Another important remark is that the performance of all systems degrade gracefully including LuMongo after fixing the memory leak problem found in the original implementation.

The throughput curves, Figs. 10 and 11, illustrate that the throughput saturates after a certain number of concurrent search threads. In the small cluster, Fig. 10, the three setups saturate at 64 concurrent threads. On the large cluster, Fig. 11, this number increases to 128.

5 Conclusion

In this paper, we investigate the available options for building large-scale search engines that we deploy in a private Cloud.
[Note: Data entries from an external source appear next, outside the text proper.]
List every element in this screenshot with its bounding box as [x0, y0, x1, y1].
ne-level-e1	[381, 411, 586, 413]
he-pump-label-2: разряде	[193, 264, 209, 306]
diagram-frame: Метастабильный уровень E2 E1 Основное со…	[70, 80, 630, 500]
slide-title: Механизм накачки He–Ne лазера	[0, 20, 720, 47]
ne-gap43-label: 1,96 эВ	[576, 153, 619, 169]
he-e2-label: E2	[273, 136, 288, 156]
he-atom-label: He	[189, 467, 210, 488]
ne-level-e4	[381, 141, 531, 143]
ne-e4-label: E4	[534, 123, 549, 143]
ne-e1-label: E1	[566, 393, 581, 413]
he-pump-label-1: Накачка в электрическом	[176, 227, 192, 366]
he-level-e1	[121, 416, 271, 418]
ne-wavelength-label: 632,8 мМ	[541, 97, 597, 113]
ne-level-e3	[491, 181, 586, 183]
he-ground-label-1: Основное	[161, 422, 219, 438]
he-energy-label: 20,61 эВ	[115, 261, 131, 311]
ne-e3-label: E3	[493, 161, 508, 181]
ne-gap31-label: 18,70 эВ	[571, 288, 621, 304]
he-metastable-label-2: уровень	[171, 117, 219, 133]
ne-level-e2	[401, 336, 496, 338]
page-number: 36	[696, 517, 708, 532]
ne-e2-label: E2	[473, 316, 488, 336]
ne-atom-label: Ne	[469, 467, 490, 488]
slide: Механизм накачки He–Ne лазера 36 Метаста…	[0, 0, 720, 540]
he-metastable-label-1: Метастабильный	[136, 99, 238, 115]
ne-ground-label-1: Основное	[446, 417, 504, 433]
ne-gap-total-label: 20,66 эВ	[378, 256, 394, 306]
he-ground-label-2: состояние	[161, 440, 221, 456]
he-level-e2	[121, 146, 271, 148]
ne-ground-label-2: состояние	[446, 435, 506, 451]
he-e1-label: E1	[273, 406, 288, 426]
We restrict ourselves to open-source libraries and do not add extra implementation other that publicly available. Nevertheless, we allow ourselves to fix bugs that we encounter in the available code. We investigate each variation, in terms of scalability through data partitioning, redundancy through replication, consistency, and the ease of management. We build a benchmarking platform on top of the systems under investigation. For each variation, we construct a small and a large cluster. The results of the experiments show that the combination of Solr and Hadoop provide the best tradeoff in terms of scalability, stability and manageability. Search engines based on NoSQL databases offer either a superior indexing speed, or fast searching times, which seem to be mutually exclusive in our settings.